Dulu, dulu sekali, sejak aku mulai mencintai kata dan menuliskan apa saja, satu-satunya yang bersedia setia padaku adalah buku diary. Atau tepatnya, aku mamaksa ia untuk setia menerima semua lampiasan cintaku pada dunia tulis menulis.

Sejak masih sebagai santri, tersebab begitu banyak hal yang tak ingin kubiar tanpa merekatnya dalam kata, aku menulis semuanya. Hanya untuk diriku.

Lalu sebuah alasan memberiku pintu untuk berhenti. Aku benar-benar berhenti menulis, tapi aku tetap mencintai kata, olehnya tanganku tak luput dari buku -dan atau apa saja-, aku membaca.

Seseorang kemudian mengambil sebuah peran dalam kebekuanku pada pena. Ia menulis, dan aku membacanya.  Ia menulis lagi dan aku membacanya lagi. Ia menulis kalimat-kalimatnya, lalu aku mengaguminya. Ia menulis sajaknya, kemudian aku mencintainya. Ia terus menulis, dan.... aku hidup!!!
Aku hidup sebagai diriku yang pernah mencinta huruf-huruf kecil yang menyembunyikan luasnya dunia dan beningnya rasa di antara spasi yang memagari jarak antara kata dan makna.


Aku kembali menulis, meski dengan patahan kata yang kikuk dan seringkali membosankan ayunan lidah saat membacanya.
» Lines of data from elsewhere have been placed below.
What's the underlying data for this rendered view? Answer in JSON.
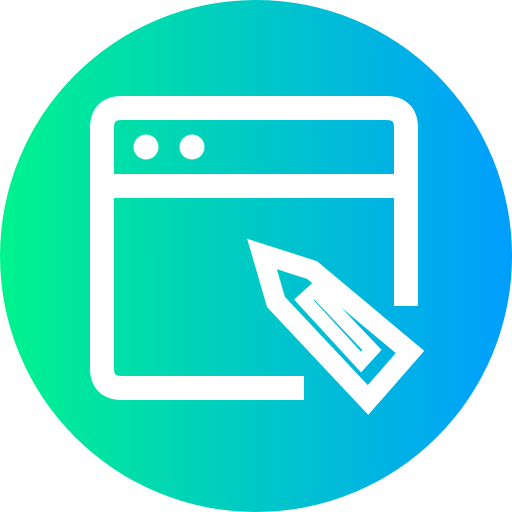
{
  "icon": {
    "name": "browser-window-edit-icon",
    "gradient_start": "#00F38D",
    "gradient_end": "#009EFF",
    "stroke_color": "#FFFFFF",
    "window_dots": 2
  }
}
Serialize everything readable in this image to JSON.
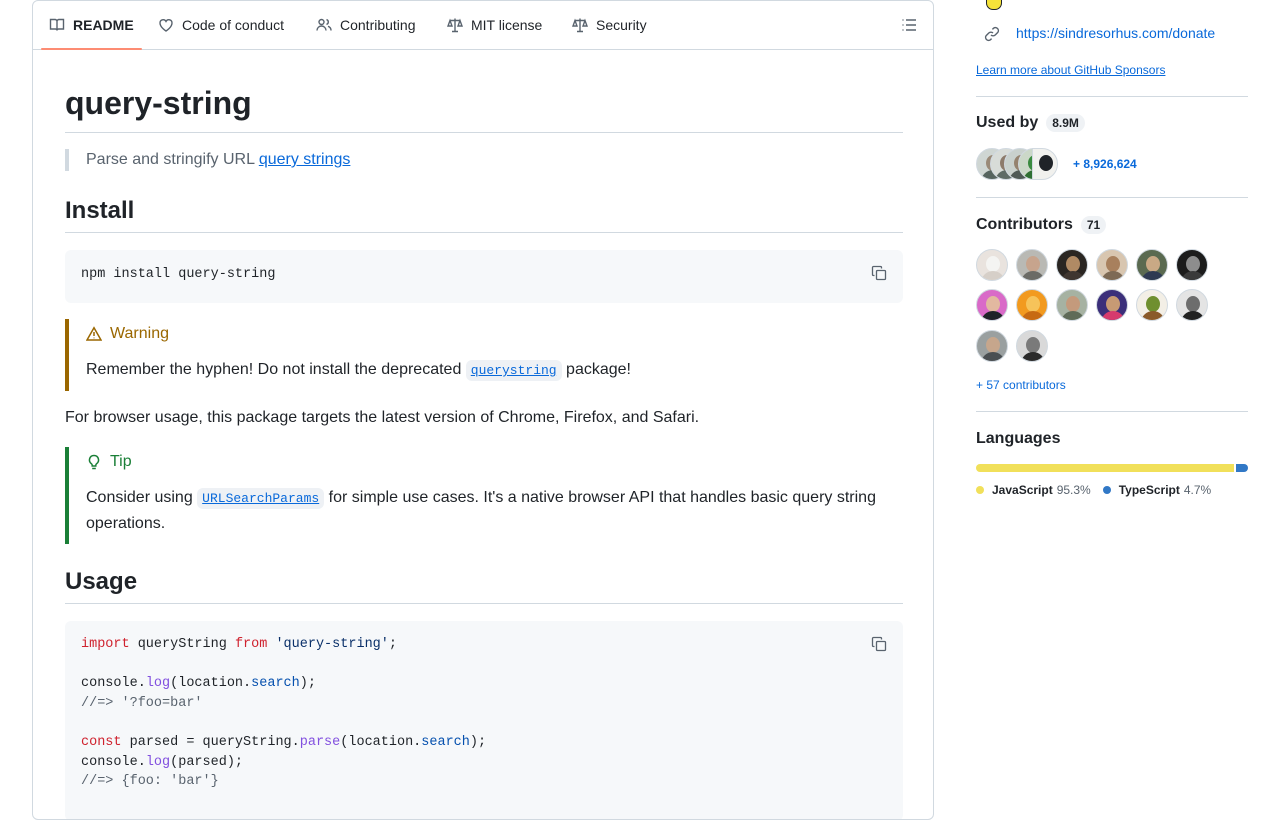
{
  "tabs": [
    {
      "label": "README",
      "icon": "book-icon"
    },
    {
      "label": "Code of conduct",
      "icon": "heart-icon"
    },
    {
      "label": "Contributing",
      "icon": "people-icon"
    },
    {
      "label": "MIT license",
      "icon": "law-icon"
    },
    {
      "label": "Security",
      "icon": "law-icon"
    }
  ],
  "readme": {
    "title": "query-string",
    "tagline_prefix": "Parse and stringify URL ",
    "tagline_link": "query strings",
    "install_heading": "Install",
    "install_cmd": "npm install query-string",
    "warning": {
      "title": "Warning",
      "text_before": "Remember the hyphen! Do not install the deprecated ",
      "code": "querystring",
      "text_after": " package!"
    },
    "browser_para": "For browser usage, this package targets the latest version of Chrome, Firefox, and Safari.",
    "tip": {
      "title": "Tip",
      "text_before": "Consider using ",
      "code": "URLSearchParams",
      "text_after": " for simple use cases. It's a native browser API that handles basic query string operations."
    },
    "usage_heading": "Usage",
    "usage_code": {
      "l1_kw": "import",
      "l1_a": " queryString ",
      "l1_kw2": "from",
      "l1_sp": " ",
      "l1_str": "'query-string'",
      "l1_end": ";",
      "l3_a": "console.",
      "l3_fn": "log",
      "l3_b": "(location.",
      "l3_prop": "search",
      "l3_c": ");",
      "l4": "//=> '?foo=bar'",
      "l6_kw": "const",
      "l6_a": " parsed = queryString.",
      "l6_fn": "parse",
      "l6_b": "(location.",
      "l6_prop": "search",
      "l6_c": ");",
      "l7_a": "console.",
      "l7_fn": "log",
      "l7_b": "(parsed);",
      "l8": "//=> {foo: 'bar'}"
    }
  },
  "sidebar": {
    "donate_url": "https://sindresorhus.com/donate",
    "learn_sponsors": "Learn more about GitHub Sponsors",
    "used_by": {
      "label": "Used by",
      "count": "8.9M",
      "more": "+ 8,926,624"
    },
    "contributors": {
      "label": "Contributors",
      "count": "71",
      "more": "+ 57 contributors"
    },
    "languages": {
      "label": "Languages",
      "items": [
        {
          "name": "JavaScript",
          "percent": "95.3%",
          "share": 95.3,
          "color": "#f1e05a"
        },
        {
          "name": "TypeScript",
          "percent": "4.7%",
          "share": 4.7,
          "color": "#3178c6"
        }
      ]
    }
  }
}
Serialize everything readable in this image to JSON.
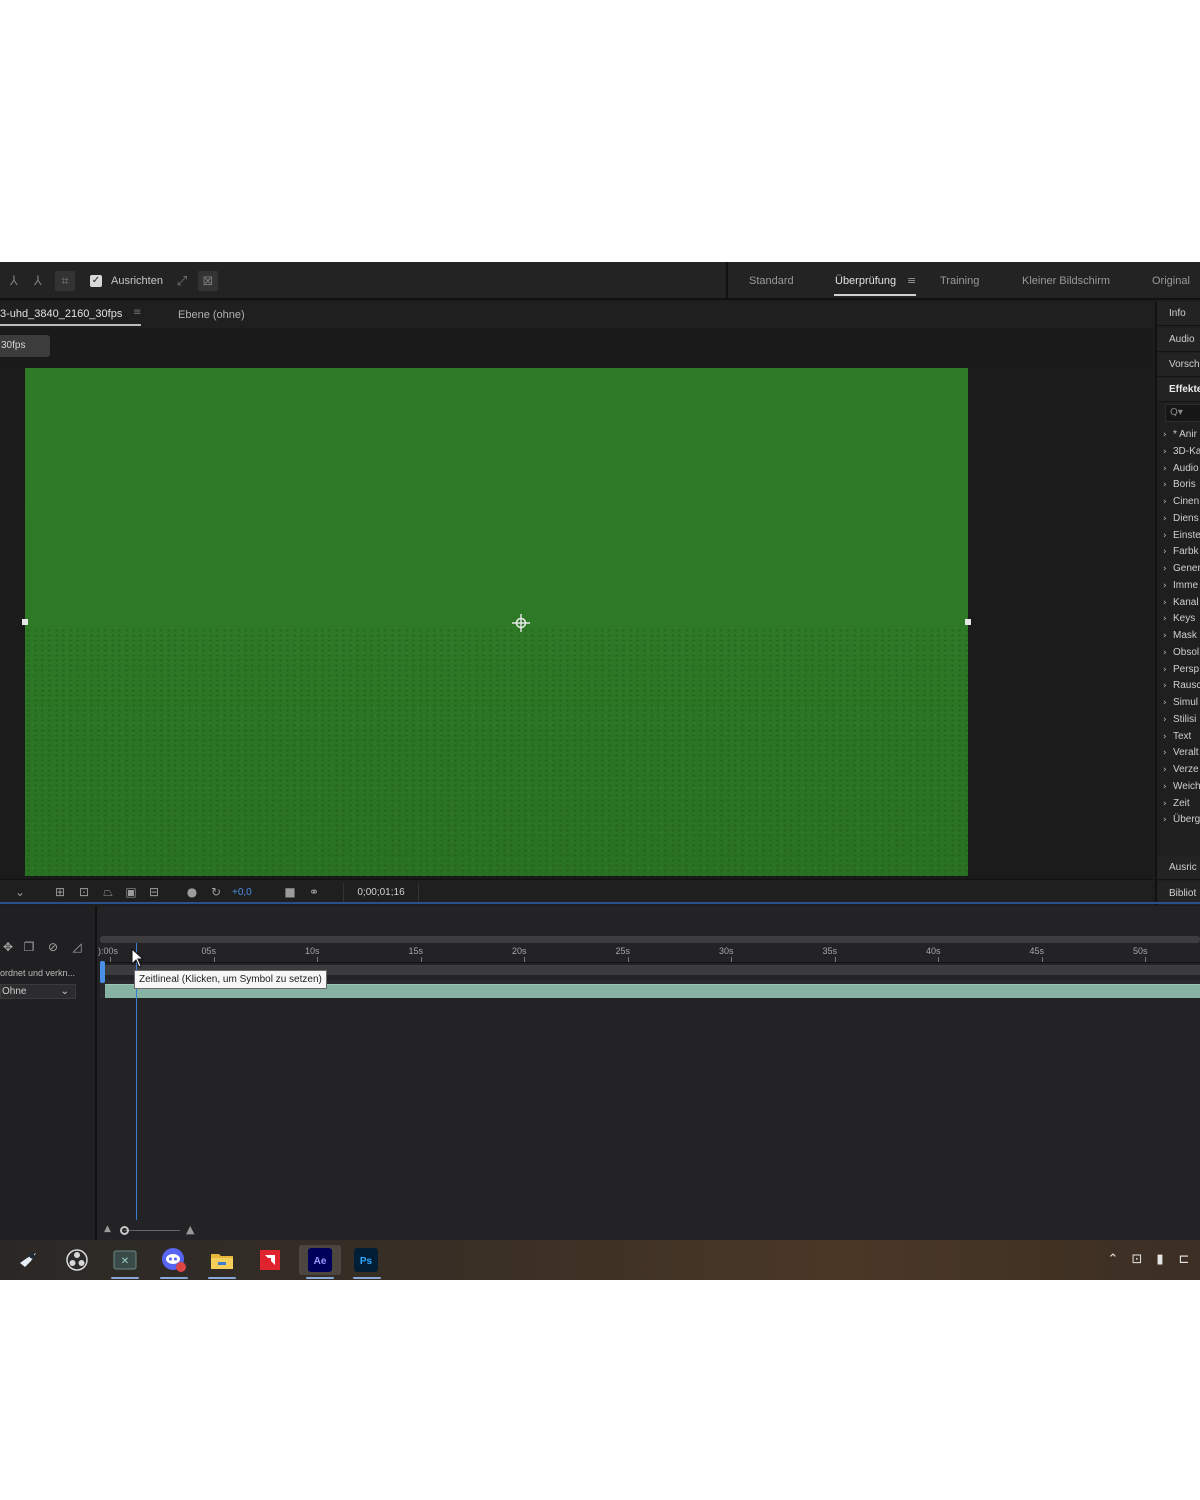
{
  "toolbar": {
    "snap_label": "Ausrichten",
    "workspaces": [
      "Standard",
      "Überprüfung",
      "Training",
      "Kleiner Bildschirm",
      "Original"
    ],
    "active_workspace": "Überprüfung"
  },
  "viewer": {
    "comp_tab": "3-uhd_3840_2160_30fps",
    "layer_tab": "Ebene (ohne)",
    "comp_chip": "30fps",
    "exposure": "+0,0",
    "timecode": "0;00;01;16"
  },
  "right_panel": {
    "headers": [
      "Info",
      "Audio",
      "Vorsch",
      "Effekte"
    ],
    "search_placeholder": "Q▾",
    "effects": [
      "* Anir",
      "3D-Ka",
      "Audio",
      "Boris",
      "Cinen",
      "Diens",
      "Einste",
      "Farbk",
      "Gener",
      "Imme",
      "Kanal",
      "Keys",
      "Mask",
      "Obsol",
      "Persp",
      "Rausc",
      "Simul",
      "Stilisi",
      "Text",
      "Veralt",
      "Verze",
      "Weich",
      "Zeit",
      "Überg"
    ],
    "bottom_headers": [
      "Ausric",
      "Bibliot"
    ]
  },
  "timeline": {
    "layer_label": "ordnet und verkn...",
    "mode_select": "Ohne",
    "ticks": [
      "):00s",
      "05s",
      "10s",
      "15s",
      "20s",
      "25s",
      "30s",
      "35s",
      "40s",
      "45s",
      "50s"
    ],
    "tooltip": "Zeitlineal (Klicken, um Symbol zu setzen)"
  },
  "taskbar": {
    "apps": [
      "steam-icon",
      "obs-icon",
      "excel-icon",
      "discord-icon",
      "file-explorer-icon",
      "amd-icon",
      "after-effects-icon",
      "photoshop-icon"
    ],
    "ae_label": "Ae",
    "ps_label": "Ps"
  },
  "colors": {
    "green_screen": "#2e7a27",
    "accent_blue": "#4a8fe6",
    "clip_color": "#8fbfae"
  }
}
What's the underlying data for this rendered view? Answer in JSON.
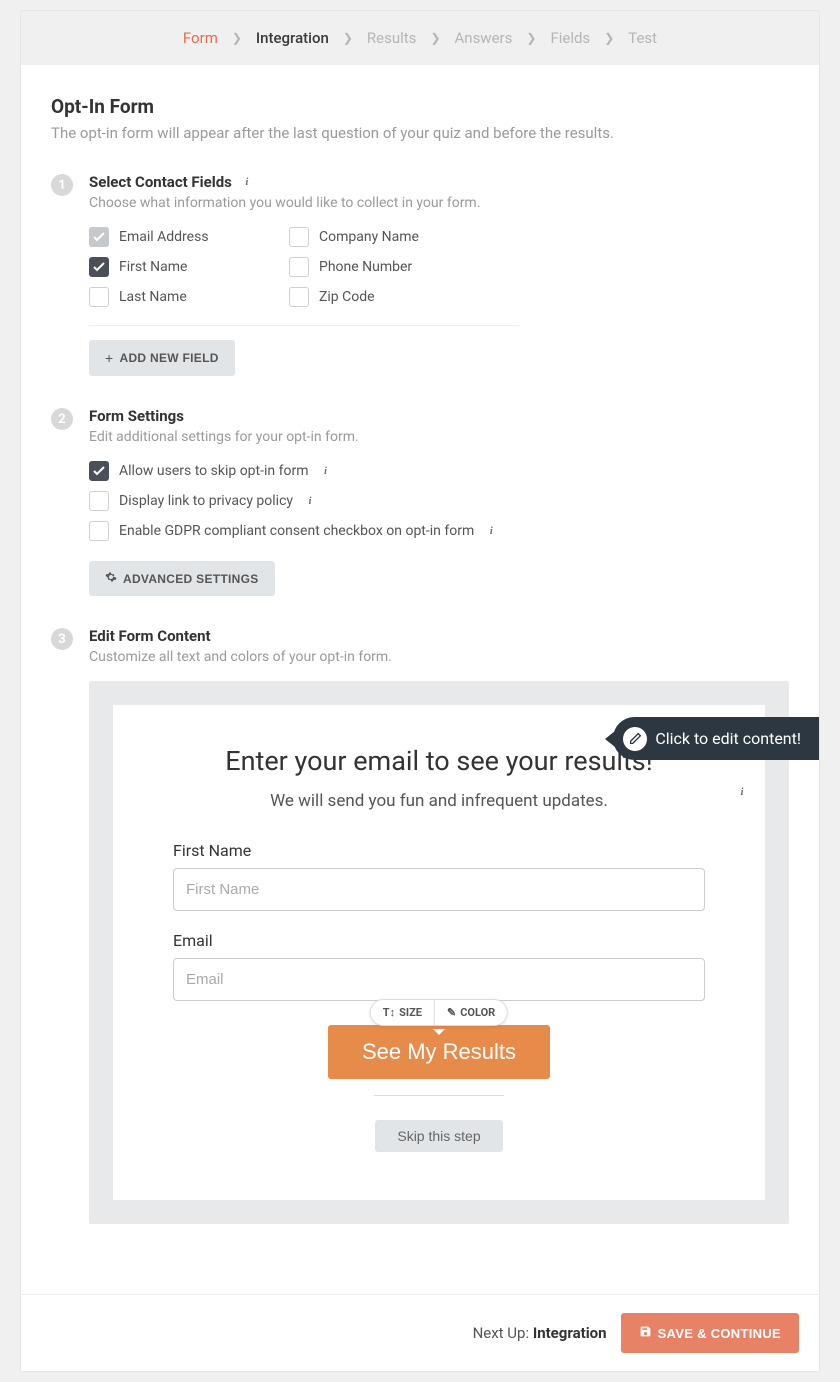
{
  "tabs": [
    "Form",
    "Integration",
    "Results",
    "Answers",
    "Fields",
    "Test"
  ],
  "page": {
    "title": "Opt-In Form",
    "subtitle": "The opt-in form will appear after the last question of your quiz and before the results."
  },
  "step1": {
    "num": "1",
    "title": "Select Contact Fields",
    "subtitle": "Choose what information you would like to collect in your form.",
    "fields": [
      {
        "label": "Email Address",
        "checked": true,
        "locked": true
      },
      {
        "label": "Company Name",
        "checked": false,
        "locked": false
      },
      {
        "label": "First Name",
        "checked": true,
        "locked": false
      },
      {
        "label": "Phone Number",
        "checked": false,
        "locked": false
      },
      {
        "label": "Last Name",
        "checked": false,
        "locked": false
      },
      {
        "label": "Zip Code",
        "checked": false,
        "locked": false
      }
    ],
    "addButton": "ADD NEW FIELD"
  },
  "step2": {
    "num": "2",
    "title": "Form Settings",
    "subtitle": "Edit additional settings for your opt-in form.",
    "settings": [
      {
        "label": "Allow users to skip opt-in form",
        "checked": true
      },
      {
        "label": "Display link to privacy policy",
        "checked": false
      },
      {
        "label": "Enable GDPR compliant consent checkbox on opt-in form",
        "checked": false
      }
    ],
    "advButton": "ADVANCED SETTINGS"
  },
  "step3": {
    "num": "3",
    "title": "Edit Form Content",
    "subtitle": "Customize all text and colors of your opt-in form."
  },
  "preview": {
    "title": "Enter your email to see your results!",
    "subtitle": "We will send you fun and infrequent updates.",
    "fields": [
      {
        "label": "First Name",
        "placeholder": "First Name"
      },
      {
        "label": "Email",
        "placeholder": "Email"
      }
    ],
    "toolbar": {
      "size": "SIZE",
      "color": "COLOR"
    },
    "submit": "See My Results",
    "skip": "Skip this step",
    "callout": "Click to edit content!"
  },
  "footer": {
    "nextUpLabel": "Next Up: ",
    "nextUpValue": "Integration",
    "save": "SAVE & CONTINUE"
  }
}
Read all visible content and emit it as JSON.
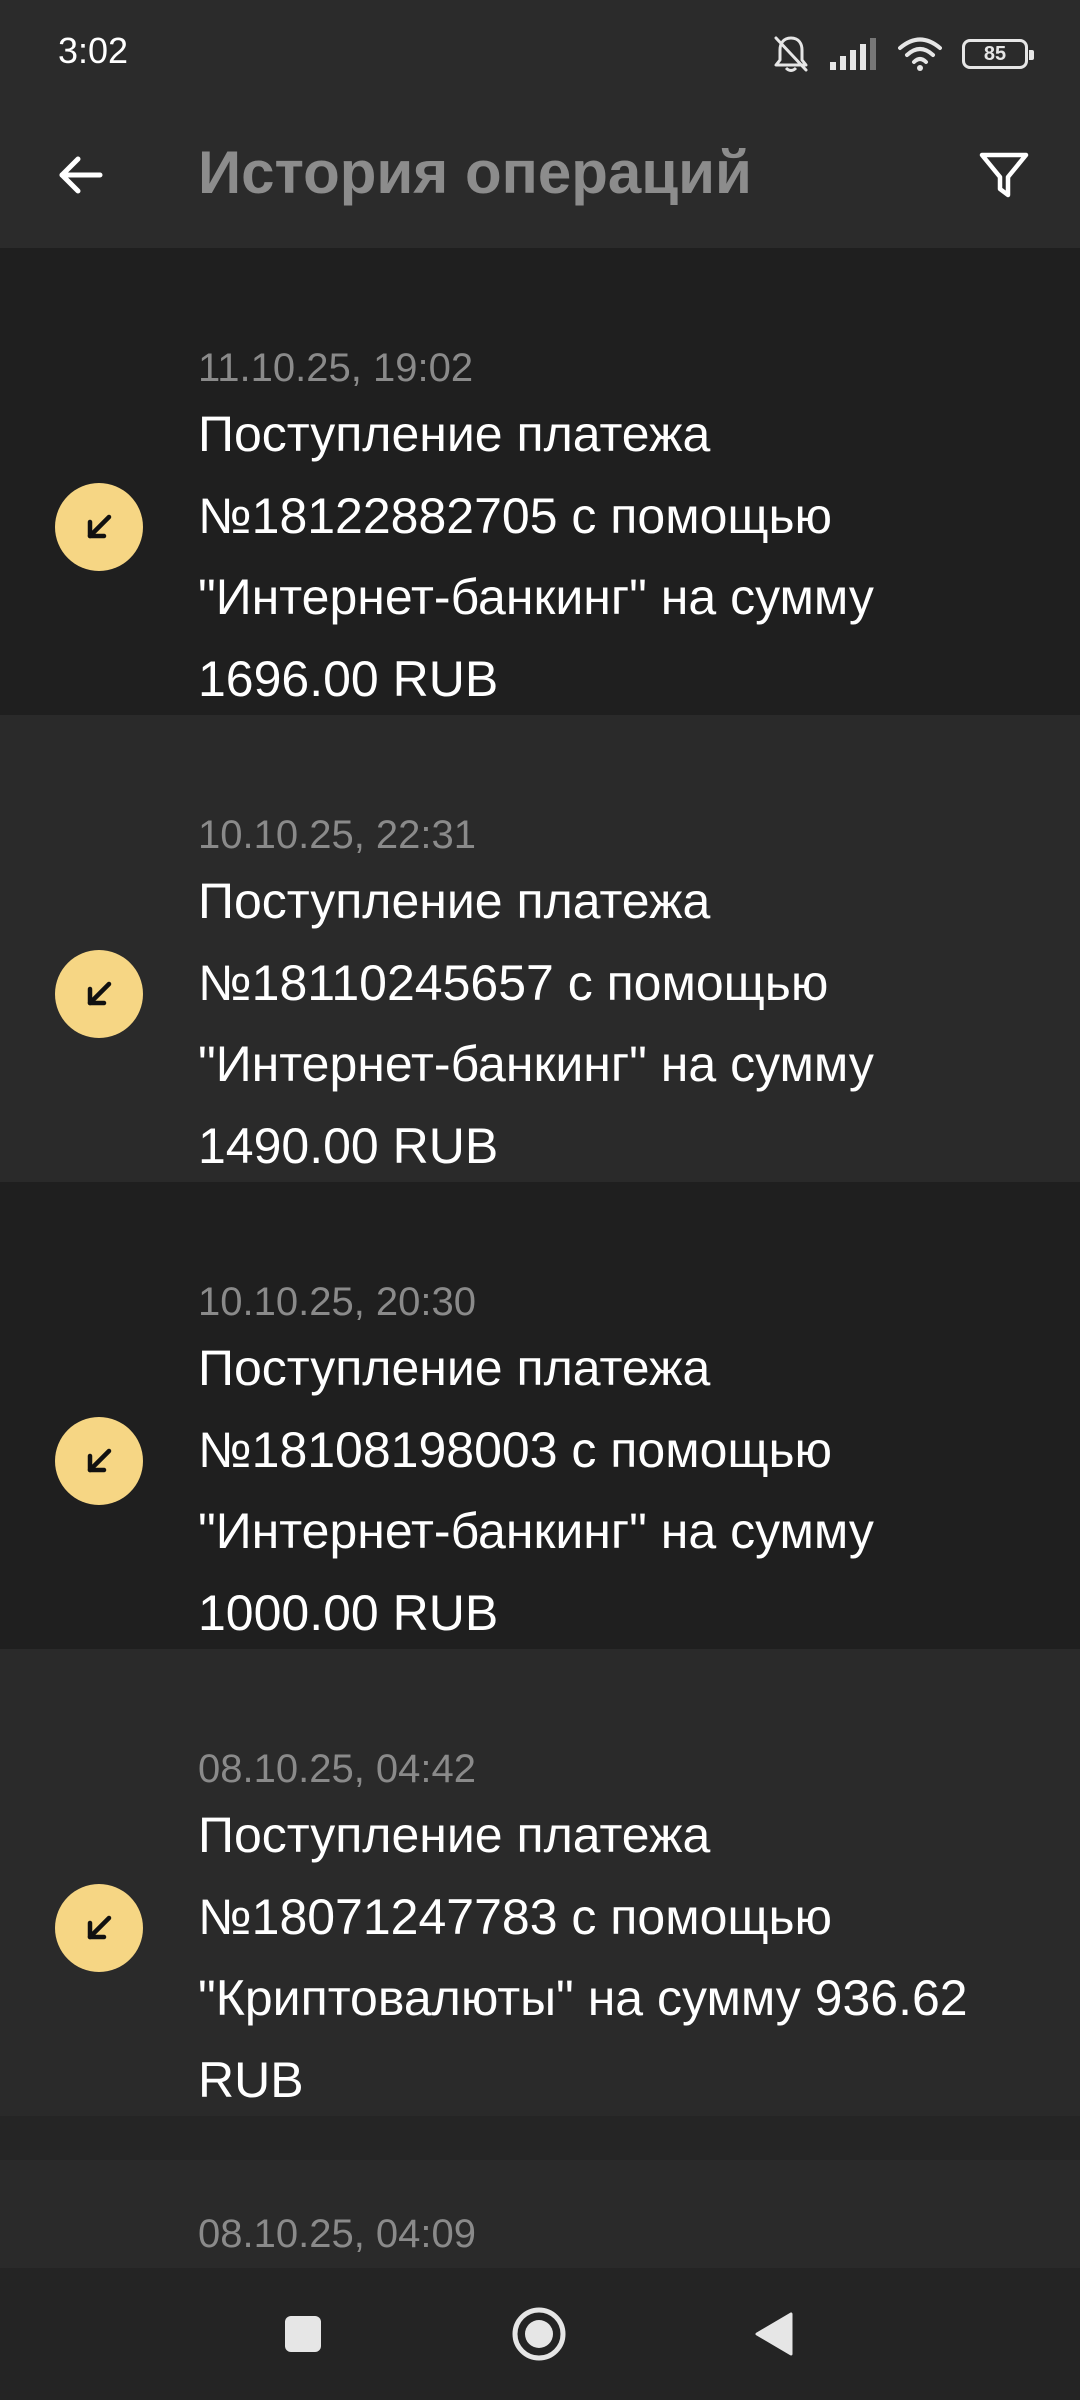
{
  "status_bar": {
    "time": "3:02",
    "battery": "85",
    "icons": [
      "bell-off-icon",
      "signal-icon",
      "wifi-icon",
      "battery-icon"
    ]
  },
  "header": {
    "title": "История операций",
    "back_icon": "arrow-left-icon",
    "filter_icon": "filter-icon"
  },
  "operations": [
    {
      "date": "11.10.25, 19:02",
      "description": "Поступление платежа №18122882705 с помощью \"Интернет-банкинг\" на сумму 1696.00 RUB",
      "icon": "incoming-arrow-icon"
    },
    {
      "date": "10.10.25, 22:31",
      "description": "Поступление платежа №18110245657 с помощью \"Интернет-банкинг\" на сумму 1490.00 RUB",
      "icon": "incoming-arrow-icon"
    },
    {
      "date": "10.10.25, 20:30",
      "description": "Поступление платежа №18108198003 с помощью \"Интернет-банкинг\" на сумму 1000.00 RUB",
      "icon": "incoming-arrow-icon"
    },
    {
      "date": "08.10.25, 04:42",
      "description": "Поступление платежа №18071247783 с помощью \"Криптовалюты\" на сумму 936.62 RUB",
      "icon": "incoming-arrow-icon"
    },
    {
      "date": "08.10.25, 04:09"
    }
  ],
  "colors": {
    "accent": "#f6d684",
    "background": "#252525"
  }
}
Aku berharap, pada suatu waktu, aku dapat menjadi layaknya seseorang itu. Yang memberi nafas pada cinta yang sekarat oleh alasan-alasan yang entah, untuk kemudian kembali merapikan hati dan menulis.

Dan jika, kembali nafasku terengah dalam mencintai kata, aku akan mencarinya. Seseorang itu. Cukup aku melihat dirinya, kemudian aku akan mengenali diriku. Sebab  padanya ada diriku yang mencintai apa yang dicintainya. Hanya dengan sebuah tamparan untukku, bahwa aku tak ingin mencintai hal dengan setengah nafas.

 Untuk itu, berbahagialah kau yang telah menghidupkan seseorang dengan bait-bait indahmu. Itulah keajaiban yang niscaya bagi seorang penulis.